Não, não exagero, penso simplesmente no país. Portugal não merece, não necessita e nunca melhoraria com um assalto chamado regionalização.

5 Sempre o digo — e não há motivos para parar de dizer: é preciso que as extremas-esquerdas se sintam “donas” da vida política e “mestras” em tratá-la como coisa sua, para que a mais extraordinária cena que os meus recentes quotidianos já testemunharam, possa ter ocorrido: uma deputada da Nação chamou a polícia para a defender dessa chatice que são os jornalistas. Posta em perigo de vida a sua “produção” intelectual pela natural curiosidade da media e a sua obrigação de dar noticia, fora com os importunos, venha a GNR. Para grandes males, grandes remédios. O dia seguinte conseguiu a formidável proeza de ser ainda pior, tão politicamente inaceitáveis foram as “explicações” e tão desgraçadas as justificações.

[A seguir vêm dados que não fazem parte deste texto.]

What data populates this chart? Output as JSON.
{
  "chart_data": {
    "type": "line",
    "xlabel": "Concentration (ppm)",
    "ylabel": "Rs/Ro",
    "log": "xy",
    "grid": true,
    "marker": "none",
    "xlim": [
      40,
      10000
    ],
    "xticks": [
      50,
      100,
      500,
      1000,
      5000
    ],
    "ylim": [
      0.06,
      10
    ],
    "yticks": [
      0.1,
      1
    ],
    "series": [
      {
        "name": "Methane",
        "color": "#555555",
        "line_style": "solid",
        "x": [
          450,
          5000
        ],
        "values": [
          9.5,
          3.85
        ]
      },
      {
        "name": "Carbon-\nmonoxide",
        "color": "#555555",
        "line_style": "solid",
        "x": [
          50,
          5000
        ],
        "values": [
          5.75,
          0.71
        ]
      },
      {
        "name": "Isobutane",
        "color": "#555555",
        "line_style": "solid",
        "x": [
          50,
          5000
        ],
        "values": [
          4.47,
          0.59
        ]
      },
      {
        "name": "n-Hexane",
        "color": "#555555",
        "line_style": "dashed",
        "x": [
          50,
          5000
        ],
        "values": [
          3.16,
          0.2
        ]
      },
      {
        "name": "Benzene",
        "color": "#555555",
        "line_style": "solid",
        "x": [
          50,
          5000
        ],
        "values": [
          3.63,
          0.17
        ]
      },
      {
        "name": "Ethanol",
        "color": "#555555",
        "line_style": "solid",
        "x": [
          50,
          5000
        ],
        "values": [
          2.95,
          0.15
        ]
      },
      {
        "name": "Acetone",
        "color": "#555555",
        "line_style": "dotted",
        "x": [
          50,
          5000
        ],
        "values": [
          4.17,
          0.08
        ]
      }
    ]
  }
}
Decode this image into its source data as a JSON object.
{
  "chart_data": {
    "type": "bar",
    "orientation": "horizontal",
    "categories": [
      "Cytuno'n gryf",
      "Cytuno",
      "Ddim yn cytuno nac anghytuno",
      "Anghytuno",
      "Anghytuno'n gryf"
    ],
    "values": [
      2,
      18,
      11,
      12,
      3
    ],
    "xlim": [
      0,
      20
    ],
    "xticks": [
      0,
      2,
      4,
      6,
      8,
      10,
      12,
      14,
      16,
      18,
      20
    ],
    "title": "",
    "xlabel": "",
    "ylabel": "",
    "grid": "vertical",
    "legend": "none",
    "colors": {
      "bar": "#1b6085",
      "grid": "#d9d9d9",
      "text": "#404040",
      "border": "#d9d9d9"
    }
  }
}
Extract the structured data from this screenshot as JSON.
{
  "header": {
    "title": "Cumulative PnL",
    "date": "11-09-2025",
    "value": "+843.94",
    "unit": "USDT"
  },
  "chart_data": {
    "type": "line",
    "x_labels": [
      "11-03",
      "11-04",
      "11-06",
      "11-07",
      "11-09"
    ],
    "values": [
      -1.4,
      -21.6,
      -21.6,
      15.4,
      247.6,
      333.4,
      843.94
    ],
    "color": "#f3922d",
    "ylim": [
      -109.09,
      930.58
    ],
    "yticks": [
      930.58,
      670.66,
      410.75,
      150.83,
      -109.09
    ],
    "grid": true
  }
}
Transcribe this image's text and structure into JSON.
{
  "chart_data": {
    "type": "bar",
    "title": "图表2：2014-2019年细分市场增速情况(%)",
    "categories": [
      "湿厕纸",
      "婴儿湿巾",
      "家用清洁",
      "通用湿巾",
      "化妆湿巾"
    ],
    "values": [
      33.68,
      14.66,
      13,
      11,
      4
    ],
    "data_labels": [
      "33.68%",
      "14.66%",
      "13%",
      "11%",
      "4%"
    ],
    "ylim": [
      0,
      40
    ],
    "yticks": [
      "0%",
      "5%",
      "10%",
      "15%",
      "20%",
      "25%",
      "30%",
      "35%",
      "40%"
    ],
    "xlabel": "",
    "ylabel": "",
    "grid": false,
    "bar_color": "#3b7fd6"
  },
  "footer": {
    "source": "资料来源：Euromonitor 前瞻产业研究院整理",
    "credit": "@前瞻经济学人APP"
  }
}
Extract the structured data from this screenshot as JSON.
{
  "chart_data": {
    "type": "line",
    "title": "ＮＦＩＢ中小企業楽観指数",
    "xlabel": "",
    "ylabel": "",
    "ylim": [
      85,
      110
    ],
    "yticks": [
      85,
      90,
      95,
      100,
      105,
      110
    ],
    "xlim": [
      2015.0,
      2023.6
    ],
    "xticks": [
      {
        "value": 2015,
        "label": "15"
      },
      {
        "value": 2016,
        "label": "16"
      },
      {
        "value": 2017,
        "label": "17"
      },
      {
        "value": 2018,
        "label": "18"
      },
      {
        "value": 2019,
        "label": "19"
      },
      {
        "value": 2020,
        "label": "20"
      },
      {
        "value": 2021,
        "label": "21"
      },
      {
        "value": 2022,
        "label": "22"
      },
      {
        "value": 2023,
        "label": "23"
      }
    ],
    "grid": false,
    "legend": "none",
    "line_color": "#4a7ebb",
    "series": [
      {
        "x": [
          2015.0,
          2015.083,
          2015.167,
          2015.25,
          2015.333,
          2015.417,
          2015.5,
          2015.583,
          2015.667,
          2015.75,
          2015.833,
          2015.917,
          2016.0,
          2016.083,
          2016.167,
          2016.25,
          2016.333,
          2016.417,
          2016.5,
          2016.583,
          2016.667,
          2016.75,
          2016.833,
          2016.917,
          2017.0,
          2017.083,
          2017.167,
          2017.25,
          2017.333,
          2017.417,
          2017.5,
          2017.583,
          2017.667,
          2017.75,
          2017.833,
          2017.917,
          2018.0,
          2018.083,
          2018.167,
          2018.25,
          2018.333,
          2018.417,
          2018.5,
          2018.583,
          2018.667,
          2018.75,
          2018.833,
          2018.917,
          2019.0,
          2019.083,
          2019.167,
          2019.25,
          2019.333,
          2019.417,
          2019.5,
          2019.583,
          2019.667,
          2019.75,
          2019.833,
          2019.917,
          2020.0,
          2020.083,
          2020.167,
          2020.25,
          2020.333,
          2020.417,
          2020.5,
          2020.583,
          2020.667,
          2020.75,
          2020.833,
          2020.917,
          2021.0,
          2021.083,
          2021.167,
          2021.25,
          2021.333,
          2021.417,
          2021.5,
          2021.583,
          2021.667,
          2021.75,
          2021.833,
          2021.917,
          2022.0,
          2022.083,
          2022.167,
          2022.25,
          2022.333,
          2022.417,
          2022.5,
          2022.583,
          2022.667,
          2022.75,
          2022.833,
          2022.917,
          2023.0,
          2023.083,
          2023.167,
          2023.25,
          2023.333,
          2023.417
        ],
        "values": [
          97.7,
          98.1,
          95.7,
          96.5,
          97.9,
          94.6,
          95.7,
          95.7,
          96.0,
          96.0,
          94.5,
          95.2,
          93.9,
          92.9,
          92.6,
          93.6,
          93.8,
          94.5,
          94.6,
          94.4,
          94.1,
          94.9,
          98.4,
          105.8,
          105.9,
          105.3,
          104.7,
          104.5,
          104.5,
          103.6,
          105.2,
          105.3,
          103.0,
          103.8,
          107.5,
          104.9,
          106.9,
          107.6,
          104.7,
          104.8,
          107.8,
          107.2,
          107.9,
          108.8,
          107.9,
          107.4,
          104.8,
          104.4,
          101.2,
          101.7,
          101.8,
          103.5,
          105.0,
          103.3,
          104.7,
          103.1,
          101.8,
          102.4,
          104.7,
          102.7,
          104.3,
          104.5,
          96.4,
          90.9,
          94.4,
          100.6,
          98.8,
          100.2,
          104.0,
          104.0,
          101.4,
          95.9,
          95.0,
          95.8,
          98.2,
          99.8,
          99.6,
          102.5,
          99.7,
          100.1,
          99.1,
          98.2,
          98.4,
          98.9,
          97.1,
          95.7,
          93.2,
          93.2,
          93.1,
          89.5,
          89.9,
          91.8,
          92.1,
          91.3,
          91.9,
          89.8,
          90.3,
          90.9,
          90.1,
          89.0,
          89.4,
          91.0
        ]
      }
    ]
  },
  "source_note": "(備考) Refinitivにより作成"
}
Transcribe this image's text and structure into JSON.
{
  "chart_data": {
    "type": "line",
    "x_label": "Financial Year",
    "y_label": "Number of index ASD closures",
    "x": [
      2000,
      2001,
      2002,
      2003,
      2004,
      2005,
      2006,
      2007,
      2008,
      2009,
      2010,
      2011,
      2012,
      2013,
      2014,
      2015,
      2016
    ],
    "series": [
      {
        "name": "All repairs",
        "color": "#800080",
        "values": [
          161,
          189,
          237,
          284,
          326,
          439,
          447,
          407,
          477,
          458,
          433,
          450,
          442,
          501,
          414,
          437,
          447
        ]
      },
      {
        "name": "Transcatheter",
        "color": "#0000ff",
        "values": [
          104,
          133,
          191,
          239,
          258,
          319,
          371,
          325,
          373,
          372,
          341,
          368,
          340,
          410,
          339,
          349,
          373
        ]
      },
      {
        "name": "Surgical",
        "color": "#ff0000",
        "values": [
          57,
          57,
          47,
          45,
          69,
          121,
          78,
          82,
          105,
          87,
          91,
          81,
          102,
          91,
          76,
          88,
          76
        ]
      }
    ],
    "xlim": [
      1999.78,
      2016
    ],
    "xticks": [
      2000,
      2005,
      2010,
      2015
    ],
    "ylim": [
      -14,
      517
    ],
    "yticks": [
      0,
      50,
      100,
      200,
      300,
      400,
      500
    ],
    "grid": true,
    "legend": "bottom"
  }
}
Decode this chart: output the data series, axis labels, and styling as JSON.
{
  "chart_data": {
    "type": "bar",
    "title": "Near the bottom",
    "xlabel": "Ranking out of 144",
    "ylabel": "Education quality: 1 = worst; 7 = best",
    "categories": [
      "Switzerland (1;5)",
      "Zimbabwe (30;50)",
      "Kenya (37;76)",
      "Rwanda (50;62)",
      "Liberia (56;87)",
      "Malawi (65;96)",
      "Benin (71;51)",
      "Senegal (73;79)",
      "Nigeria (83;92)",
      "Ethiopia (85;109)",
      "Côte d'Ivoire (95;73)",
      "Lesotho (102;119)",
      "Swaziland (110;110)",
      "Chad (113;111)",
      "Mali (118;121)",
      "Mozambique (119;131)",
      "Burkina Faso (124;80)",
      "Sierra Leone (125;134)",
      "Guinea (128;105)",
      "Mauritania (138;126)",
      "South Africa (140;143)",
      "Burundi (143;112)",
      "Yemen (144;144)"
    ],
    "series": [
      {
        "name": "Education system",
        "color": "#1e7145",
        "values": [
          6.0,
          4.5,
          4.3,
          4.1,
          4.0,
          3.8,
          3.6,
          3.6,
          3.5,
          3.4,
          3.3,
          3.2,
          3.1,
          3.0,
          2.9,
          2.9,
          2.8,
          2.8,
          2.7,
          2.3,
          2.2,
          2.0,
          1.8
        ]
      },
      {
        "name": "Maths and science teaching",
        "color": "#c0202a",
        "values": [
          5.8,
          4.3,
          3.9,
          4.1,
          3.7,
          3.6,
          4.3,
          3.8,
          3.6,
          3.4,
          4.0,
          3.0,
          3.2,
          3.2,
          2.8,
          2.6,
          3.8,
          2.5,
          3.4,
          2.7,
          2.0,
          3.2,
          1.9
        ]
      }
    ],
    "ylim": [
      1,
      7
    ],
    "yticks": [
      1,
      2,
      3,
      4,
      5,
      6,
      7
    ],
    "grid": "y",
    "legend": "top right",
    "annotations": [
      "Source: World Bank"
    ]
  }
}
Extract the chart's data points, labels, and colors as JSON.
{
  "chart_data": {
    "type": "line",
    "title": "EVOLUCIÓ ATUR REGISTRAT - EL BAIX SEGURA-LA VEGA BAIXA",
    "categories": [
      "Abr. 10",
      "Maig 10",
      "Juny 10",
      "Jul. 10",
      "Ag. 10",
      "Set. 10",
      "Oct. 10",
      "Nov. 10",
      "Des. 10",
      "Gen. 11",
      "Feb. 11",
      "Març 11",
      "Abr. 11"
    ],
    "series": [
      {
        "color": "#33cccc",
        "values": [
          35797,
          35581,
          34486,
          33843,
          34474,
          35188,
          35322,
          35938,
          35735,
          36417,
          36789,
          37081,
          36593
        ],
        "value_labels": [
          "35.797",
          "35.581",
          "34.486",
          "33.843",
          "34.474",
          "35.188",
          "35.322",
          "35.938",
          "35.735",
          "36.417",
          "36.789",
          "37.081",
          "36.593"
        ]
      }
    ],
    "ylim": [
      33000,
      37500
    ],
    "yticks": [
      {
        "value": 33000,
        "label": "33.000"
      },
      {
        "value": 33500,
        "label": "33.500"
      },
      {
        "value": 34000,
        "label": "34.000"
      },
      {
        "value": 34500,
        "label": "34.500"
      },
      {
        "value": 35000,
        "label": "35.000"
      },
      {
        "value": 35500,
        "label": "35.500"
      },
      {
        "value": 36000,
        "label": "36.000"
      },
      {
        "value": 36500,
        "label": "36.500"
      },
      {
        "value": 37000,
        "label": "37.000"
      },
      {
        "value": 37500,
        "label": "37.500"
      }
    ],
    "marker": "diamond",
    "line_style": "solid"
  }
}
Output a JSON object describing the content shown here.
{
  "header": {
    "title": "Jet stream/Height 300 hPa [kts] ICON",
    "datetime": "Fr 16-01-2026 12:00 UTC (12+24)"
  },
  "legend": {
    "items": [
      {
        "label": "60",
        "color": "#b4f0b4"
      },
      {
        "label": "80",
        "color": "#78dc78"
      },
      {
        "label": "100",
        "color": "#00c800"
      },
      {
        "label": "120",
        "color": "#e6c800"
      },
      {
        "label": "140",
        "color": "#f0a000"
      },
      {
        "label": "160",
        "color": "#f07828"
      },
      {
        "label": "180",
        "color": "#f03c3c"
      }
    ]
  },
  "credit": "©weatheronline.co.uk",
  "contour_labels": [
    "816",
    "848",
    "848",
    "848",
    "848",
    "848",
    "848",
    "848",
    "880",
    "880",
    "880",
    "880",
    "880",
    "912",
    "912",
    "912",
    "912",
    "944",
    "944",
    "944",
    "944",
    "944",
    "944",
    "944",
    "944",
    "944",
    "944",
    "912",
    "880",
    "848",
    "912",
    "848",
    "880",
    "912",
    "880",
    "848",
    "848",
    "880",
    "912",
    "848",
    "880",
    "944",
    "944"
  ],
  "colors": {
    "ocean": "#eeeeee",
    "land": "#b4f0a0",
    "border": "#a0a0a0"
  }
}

E no entanto, se muitos foram os que, atónitos ou chocados, reagiram, poucos foram os indignados.

(imagine-se Cecília Meireles, André Ventura ou Cotrim, a fazerem o mesmo). Sim, a coisa passou. Quase mansa, um fait-divers, um mero capricho, uma fraqueza emocional. Com invejável segurança a vida seguiu. E seguirá, enquanto se tolerar a existência de filhos e enteados no tratamento político. No fundo, tem-se o que se merece.

6 Dia histórico, este. O meu quotidiano deu de si com a surpresa: à hora a que escrevo, hoje, terça-feira, dia 3 de Dezembro, foi a primeira vez em quatro anos que o Presidente da República NÃO foi a um sítio. A ubiquidade teve uma trégua, o país também.